Two of the employees, “effectuated an undocumented move of the human resources department to the legal department in August 2018,” which “allowed [redacted name] and [redacted name] greater control over internal investigations and personnel actions.”
Wilmer Hale could not confirm all of the 88 allegations, such as any “illegal conduct” or false testimony to Congress.
“This report says numerous whistleblowers sent many allegations to CIGIE, but it has a big, corporate logo on the cover page because the investigation was conducted by a private law firm,” Irvin McCullough, deputy director for legislation at the Government Accountability Project, told Government Executive. “Where were the government’s own watchdogs? There is deeply troubling misconduct—that deserved this investigation—described in the report. Congress needs to repair the system that ensures accountability within the inspector general community.”

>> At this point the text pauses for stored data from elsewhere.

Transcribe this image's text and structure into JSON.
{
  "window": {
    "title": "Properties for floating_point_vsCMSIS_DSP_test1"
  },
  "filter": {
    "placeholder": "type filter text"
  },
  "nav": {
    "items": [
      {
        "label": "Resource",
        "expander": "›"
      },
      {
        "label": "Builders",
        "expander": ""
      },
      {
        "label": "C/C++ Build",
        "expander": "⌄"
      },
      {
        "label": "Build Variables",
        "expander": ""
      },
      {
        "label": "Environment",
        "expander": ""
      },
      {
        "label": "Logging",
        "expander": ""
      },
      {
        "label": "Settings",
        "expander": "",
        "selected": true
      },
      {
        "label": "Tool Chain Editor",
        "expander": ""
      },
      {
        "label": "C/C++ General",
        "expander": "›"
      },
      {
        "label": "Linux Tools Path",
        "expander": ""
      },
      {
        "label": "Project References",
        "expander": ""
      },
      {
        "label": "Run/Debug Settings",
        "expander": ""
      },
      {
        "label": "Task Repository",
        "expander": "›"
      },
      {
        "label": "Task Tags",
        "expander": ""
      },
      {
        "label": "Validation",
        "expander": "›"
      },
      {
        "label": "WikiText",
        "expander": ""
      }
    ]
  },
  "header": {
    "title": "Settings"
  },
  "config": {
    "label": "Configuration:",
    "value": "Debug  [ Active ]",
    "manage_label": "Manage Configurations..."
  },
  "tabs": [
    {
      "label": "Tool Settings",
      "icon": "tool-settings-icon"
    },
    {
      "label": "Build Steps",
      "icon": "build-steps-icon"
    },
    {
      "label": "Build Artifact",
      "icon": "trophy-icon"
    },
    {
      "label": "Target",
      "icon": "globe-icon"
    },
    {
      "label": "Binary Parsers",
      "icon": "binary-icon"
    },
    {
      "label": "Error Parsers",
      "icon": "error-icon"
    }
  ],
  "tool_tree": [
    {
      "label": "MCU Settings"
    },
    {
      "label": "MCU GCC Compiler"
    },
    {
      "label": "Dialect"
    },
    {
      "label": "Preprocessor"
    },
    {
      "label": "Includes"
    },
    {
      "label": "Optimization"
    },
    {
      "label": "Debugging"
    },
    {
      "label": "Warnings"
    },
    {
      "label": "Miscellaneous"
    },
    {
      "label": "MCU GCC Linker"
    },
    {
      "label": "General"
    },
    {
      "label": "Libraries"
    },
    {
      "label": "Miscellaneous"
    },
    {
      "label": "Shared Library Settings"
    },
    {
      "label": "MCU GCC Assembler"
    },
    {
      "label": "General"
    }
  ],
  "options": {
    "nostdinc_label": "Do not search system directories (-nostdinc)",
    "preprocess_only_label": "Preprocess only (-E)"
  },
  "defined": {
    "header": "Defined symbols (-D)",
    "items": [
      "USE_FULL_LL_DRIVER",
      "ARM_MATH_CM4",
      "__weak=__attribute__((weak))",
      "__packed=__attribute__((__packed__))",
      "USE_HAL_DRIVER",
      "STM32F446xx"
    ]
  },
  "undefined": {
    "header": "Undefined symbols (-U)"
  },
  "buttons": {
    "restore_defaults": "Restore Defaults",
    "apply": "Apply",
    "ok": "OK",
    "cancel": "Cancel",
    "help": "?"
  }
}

Previous reporting by The Washington Post in March 2020 and a letter from Cuffari to congressional leaders indicate that Jennifer Costello, former acting IG, is one of the employees upon which the report centers. A former DHS IG employee knowledgeable of the situation confirmed that it is her and said the other two officials were Karen Ouzts and Diana Shaw, who is now the deputy IG for the State Department.
“In attempts to gain power, they weaponized the inspector general’s office, so they could go after people that were disloyal to them,” a senior DHS IG official with knowledge of the situation told Government Executive. “They turned it into a retaliation mill” and “the important oversight mission is essentially being ignored” as a result, the official said, referencing the Washington Post report about how the office has drastically slowed its pace in publishing audits over the last four years.

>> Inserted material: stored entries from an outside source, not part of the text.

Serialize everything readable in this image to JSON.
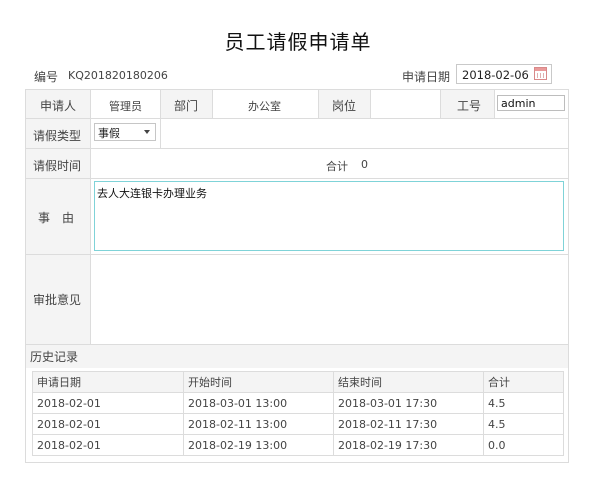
{
  "title": "员工请假申请单",
  "meta": {
    "number_label": "编号",
    "number_value": "KQ201820180206",
    "date_label": "申请日期",
    "date_value": "2018-02-06"
  },
  "form": {
    "applicant_label": "申请人",
    "applicant_value": "管理员",
    "dept_label": "部门",
    "dept_value": "办公室",
    "position_label": "岗位",
    "position_value": "",
    "id_label": "工号",
    "id_value": "admin",
    "type_label": "请假类型",
    "type_value": "事假",
    "time_label": "请假时间",
    "total_label": "合计",
    "total_value": "0",
    "reason_label": "事　由",
    "reason_value": "去人大连银卡办理业务",
    "approval_label": "审批意见",
    "approval_value": ""
  },
  "history": {
    "title": "历史记录",
    "columns": [
      "申请日期",
      "开始时间",
      "结束时间",
      "合计"
    ],
    "rows": [
      [
        "2018-02-01",
        "2018-03-01 13:00",
        "2018-03-01 17:30",
        "4.5"
      ],
      [
        "2018-02-01",
        "2018-02-11 13:00",
        "2018-02-11 17:30",
        "4.5"
      ],
      [
        "2018-02-01",
        "2018-02-19 13:00",
        "2018-02-19 17:30",
        "0.0"
      ]
    ]
  },
  "icons": {
    "calendar": "calendar-icon",
    "dropdown": "chevron-down-icon"
  }
}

“Some of the issues raised in the report appear to relate to my client, Ms. Costello. It would be inappropriate, however, for Ms. Costello to provide specific comments, as doing so may violate the privacy rights of the other employees referenced in the report,” Eden Brown Gaines, attorney for Costello, told Government Executive. “In fact, I am deeply concerned about IG Cuffari's disclosure of sensitive personnel information, as well as information relating to ongoing investigations and legal proceedings, including my client's pending litigation against DHS OIG.”
She also said the report was “an astonishing misuse of $1.4 million of taxpayer dollars” and questioned how the situation was handled.

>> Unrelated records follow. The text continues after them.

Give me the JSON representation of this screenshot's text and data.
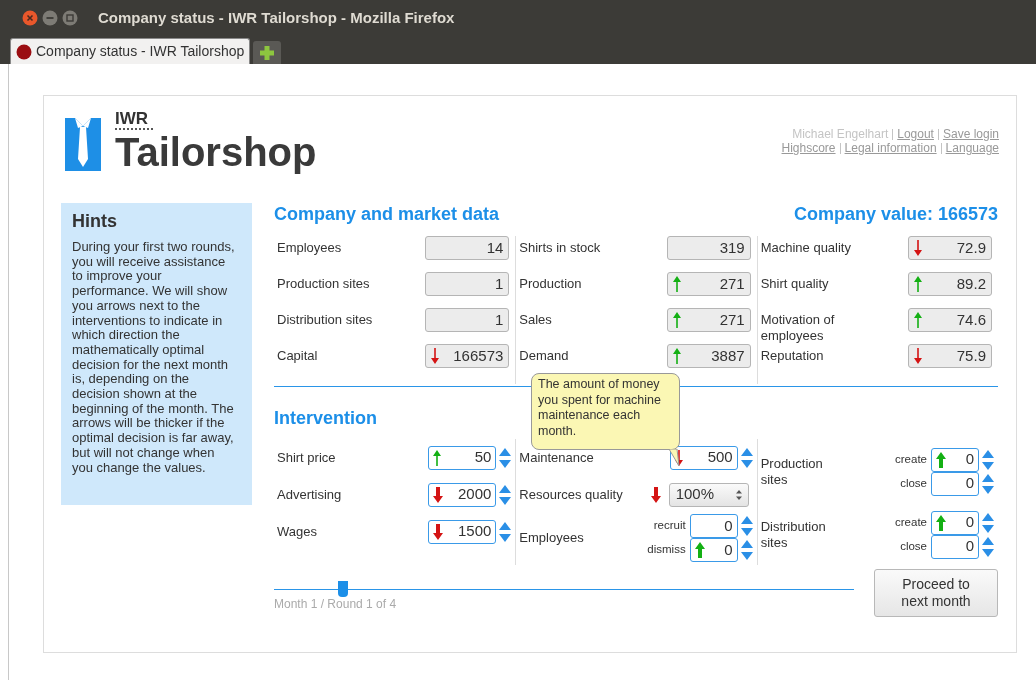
{
  "window": {
    "title": "Company status - IWR Tailorshop - Mozilla Firefox"
  },
  "tabs": [
    {
      "label": "Company status - IWR Tailorshop",
      "selected": true
    }
  ],
  "logo": {
    "small": "IWR",
    "large": "Tailorshop"
  },
  "user_bar": {
    "user": "Michael Engelhart",
    "links": [
      [
        "Logout",
        "Save login"
      ],
      [
        "Highscore",
        "Legal information",
        "Language"
      ]
    ]
  },
  "hints": {
    "title": "Hints",
    "text": "During your first two rounds, you will receive assistance to improve your performance. We will show you arrows next to the interventions to indicate in which direction the mathematically optimal decision for the next month is, depending on the decision shown at the beginning of the month. The arrows will be thicker if the optimal decision is far away, but will not change when you change the values."
  },
  "market": {
    "title": "Company and market data",
    "company_value": "Company value: 166573",
    "columns": [
      [
        {
          "label": "Employees",
          "value": "14"
        },
        {
          "label": "Production sites",
          "value": "1"
        },
        {
          "label": "Distribution sites",
          "value": "1"
        },
        {
          "label": "Capital",
          "value": "166573",
          "up": false,
          "strong": false
        }
      ],
      [
        {
          "label": "Shirts in stock",
          "value": "319"
        },
        {
          "label": "Production",
          "value": "271",
          "up": true,
          "strong": false
        },
        {
          "label": "Sales",
          "value": "271",
          "up": true,
          "strong": false
        },
        {
          "label": "Demand",
          "value": "3887",
          "up": true,
          "strong": false
        }
      ],
      [
        {
          "label": "Machine quality",
          "value": "72.9",
          "up": false,
          "strong": false
        },
        {
          "label": "Shirt quality",
          "value": "89.2",
          "up": true,
          "strong": false
        },
        {
          "label": "Motivation of employees",
          "value": "74.6",
          "up": true,
          "strong": false
        },
        {
          "label": "Reputation",
          "value": "75.9",
          "up": false,
          "strong": false
        }
      ]
    ]
  },
  "intervention": {
    "title": "Intervention",
    "columns": [
      [
        {
          "kind": "spin",
          "label": "Shirt price",
          "value": "50",
          "up": true,
          "strong": false
        },
        {
          "kind": "spin",
          "label": "Advertising",
          "value": "2000",
          "up": false,
          "strong": true
        },
        {
          "kind": "spin",
          "label": "Wages",
          "value": "1500",
          "up": false,
          "strong": true
        }
      ],
      [
        {
          "kind": "spin",
          "label": "Maintenance",
          "value": "500",
          "up": false,
          "strong": false
        },
        {
          "kind": "select",
          "label": "Resources quality",
          "value": "100%",
          "up": false,
          "strong": true
        },
        {
          "kind": "pair",
          "label": "Employees",
          "fields": [
            {
              "label": "recruit",
              "value": "0"
            },
            {
              "label": "dismiss",
              "value": "0",
              "up": true,
              "strong": true
            }
          ]
        }
      ],
      [
        {
          "kind": "pair",
          "label": "Production sites",
          "fields": [
            {
              "label": "create",
              "value": "0",
              "up": true,
              "strong": true
            },
            {
              "label": "close",
              "value": "0"
            }
          ]
        },
        {
          "kind": "pair",
          "label": "Distribution sites",
          "fields": [
            {
              "label": "create",
              "value": "0",
              "up": true,
              "strong": true
            },
            {
              "label": "close",
              "value": "0"
            }
          ]
        }
      ]
    ]
  },
  "tooltip": {
    "text": "The amount of money you spent for machine maintenance each month."
  },
  "progress": {
    "level": 0.11,
    "label": "Month 1 / Round 1 of 4"
  },
  "proceed_button": "Proceed to next month"
}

“Cuffari removed my client, before conducting any investigation, and now appears to have launched an expensive attack against her and other employees because he felt ‘undermined’ by the legitimate, legally protected whistleblower complaints that they filed against him with the Inspector General Integrity Committee, the Office of Special Counsel, and bipartisan members of congressional staff,” she stated. “Ms. Costello's removal and this belated farce of an investigation is the very definition of retaliation. I believe IG Cuffari's actions and the report from the ostensible investigation by a private firm will have a chilling effect on staff at DHS and other agencies who might be contemplating coming forward to expose wrongdoing.”
Shaw did not respond to a request for comment submitted through the State IG's office, and Ouzts did not respond to a LinkedIn request from a reporter.
Wilmer Hale has 1,000 lawyers in its 13 offices worldwide. According to Salon, the firm “has extensive ties to the Trump administration and the president's family.” Additionally, President Biden’s pick for Homeland Security secretary, Alejandro Mayorkas, was previously a partner at Wilmer Hale. The firm did not respond for comment on the report.